Prior to the war Bronisław Janus lived in Biskupice, Pilica Municipality with his family: wife Helena, son Krzysztof and parents Marianna and Stanisław. Their house was situated at the edge of the village, near a forester's lodge.
Bronisław often saw the miller, one of the Berliński brothers, in the nearby village of Wierp Małoszyna, Pilica Municipality. “I went to the mill often and knew that Jew”, recalls Bronisław.
The Berliński family were related to the Rusinek family, who lived in Pilica, Olkusz County, at 12 Reformacka Street. According to Bronisław's account, one of the Berliński brothers was engaged to Estera Rusinek, but the account of Estera herself, given in 1955, indicates that Mordechaj Berliński (1900-1943?) was married to Karola, Aron (1895-1943) to Szoszana Grossfeld, their brother Adolf (1902–1992) was the husband of Estera's sister, Chana (1910–1943) and the couple had a daughter named Hinda.

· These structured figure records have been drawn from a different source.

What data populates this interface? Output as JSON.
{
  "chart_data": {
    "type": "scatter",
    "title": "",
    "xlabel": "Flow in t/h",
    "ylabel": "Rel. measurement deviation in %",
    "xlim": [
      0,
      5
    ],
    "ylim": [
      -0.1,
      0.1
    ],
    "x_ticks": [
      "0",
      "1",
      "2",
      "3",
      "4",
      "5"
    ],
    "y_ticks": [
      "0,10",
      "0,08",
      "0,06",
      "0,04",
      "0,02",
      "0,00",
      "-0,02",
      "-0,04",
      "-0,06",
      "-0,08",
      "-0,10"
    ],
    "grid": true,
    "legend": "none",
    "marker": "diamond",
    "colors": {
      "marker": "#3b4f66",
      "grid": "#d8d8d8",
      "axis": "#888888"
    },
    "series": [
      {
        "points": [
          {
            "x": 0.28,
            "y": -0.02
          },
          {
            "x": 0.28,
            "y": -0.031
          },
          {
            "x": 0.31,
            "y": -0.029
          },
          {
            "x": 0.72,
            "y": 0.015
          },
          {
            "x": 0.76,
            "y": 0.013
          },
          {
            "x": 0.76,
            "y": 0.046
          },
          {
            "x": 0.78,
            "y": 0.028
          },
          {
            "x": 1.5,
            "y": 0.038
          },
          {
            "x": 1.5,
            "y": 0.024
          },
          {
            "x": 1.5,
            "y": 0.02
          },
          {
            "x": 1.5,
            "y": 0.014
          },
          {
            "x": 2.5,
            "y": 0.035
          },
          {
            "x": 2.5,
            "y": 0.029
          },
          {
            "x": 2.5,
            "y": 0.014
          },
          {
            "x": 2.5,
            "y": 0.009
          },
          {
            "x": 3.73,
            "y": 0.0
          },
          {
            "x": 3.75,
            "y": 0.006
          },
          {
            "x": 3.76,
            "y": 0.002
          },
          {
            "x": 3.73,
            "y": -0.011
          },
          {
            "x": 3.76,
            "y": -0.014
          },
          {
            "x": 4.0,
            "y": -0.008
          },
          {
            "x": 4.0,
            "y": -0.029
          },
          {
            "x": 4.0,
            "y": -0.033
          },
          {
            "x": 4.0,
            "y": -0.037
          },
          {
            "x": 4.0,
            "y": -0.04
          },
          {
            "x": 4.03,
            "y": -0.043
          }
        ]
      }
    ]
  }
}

Estera lived with her parents, Aba and Rywka née Grossmacht (1891–1943). Aba Rusinek (1890-1943) ran a transport company in town and Estera worked as a conductress on company buses. In January1939 the Rusinek family lost their permit to run the company and Estera had to rely on her parents' support.
In the autumn of 1942 Janus ran into Berliński: “He asked me if I would be willing to help him, if I could hide him. He actually mentioned multiple people”. After a family discussion, Janus agreed to help the Jews and prepared a hiding place for them in the pigsty. Berliński arrived at the Janus house with five young people, among them Estera Rusinek. According to Janus's statement: “They were young people whom I had never even seen before. They stayed in the dugout practically all the time. They only came out in the evening or at night”. Marianna Janus prepared their meals and brought them into the dugout. The hideaways gave the Janus family money, which were used to buy supplies in Pilica. The assistance, as Janus wrote years later, was a gesture “of good will”.
In her testimony given in 1945 Estera Rusinek mentioned the underground activities in Pilica and young people's preparations for armed resistance. In their course, young people used hiding places built on the property of farmers who were supportive of the partisans, for example “the hideouts built by the farmer Bronisław Januś [Janus]”.
Estera recalls the events of 12 January 1943, when the Gestapo arrived at the Janus family farm, demanding that Janus's brother-in-law “reveal the hideout under the pigsty. The brother-in-law protested, saying that he was just visiting. They started searching on their own and they found the place”. The young Jews hiding on the Janus farm were armed. Estera recalls the resulting fight with 12 young Jews commanded by Oskar Zuckhaft. The group included Wolf Zeew Frucht (1906–1943), a Jew using the pseudonym “Marynarz”, Rywka's uncle Berek Rusinek (1910–1943) – a butcher from Pilica, Paliwoda and Zorza.
When the sounds of fighting died away, several of the combatants managed to escape. Paliwoda stayed on his friend's farm and the other fugitives stayed with a farmer named Głąab. Afterwards they went to Sosnowiec. Estera found herself in a camp in Mała Środula.
Another account of the tragic events of 12 January 1943 was given by Bronisław Janus. He himself was not at home at the time because he went to the market in Pilica. His father Stanisław was also absent – he was at the nearby forester's lodge. They both survived, but other family members were murdered at the Janus house: Bronisław Janus's mother, wife and son, his sister Zofia Madej, brother-in-law Mieczysław Madej and Genowefa – daughter of Bronisław's other sister, Aniela, who had been sent for forced labour to Germany.
When he realized his house was being searched, Bronisław hid in the forest and observed the events from a distance of approximately 500 m. In the burned farm buildings, he found the bodies of his family and Jewish hideaways. He stayed in the forest, hiding from the Germans, until the end of the war.
Janus never found out who told the Germans that were Jews hiding in his home. He was also unsure whether Estera Rusinek survived, although he did not find her body among the dead: “After the war the local people said she managed to save herself running from the burning farm, but those were just rumours”, recalls Bronisław.
In 1945 Estera Rusinek settled in Sosnowiec, where she gave a statement about her experiences in World War II. She married her brother-in-law Adolf Berliński, whose wife Chana and daughter Hinda had died in Auschwitz. The Berliński couple migrated to Israel.
In his statement given in Katowice in 1995 before the Main Commission for the Investigation of Crimes against the Polish Nation, Janus remarked: “I think the above story, especially the tragic fate of my family, is proof that I am worthy of being considered ‘Righteous Among the Nations.’ I would like to have this kind of satisfaction in my old age”.
In 1997 the Yad Vashem Institute decided to award Stanisław and Marianna Janus and their son Bronisław the title of Righteous Among the Nations.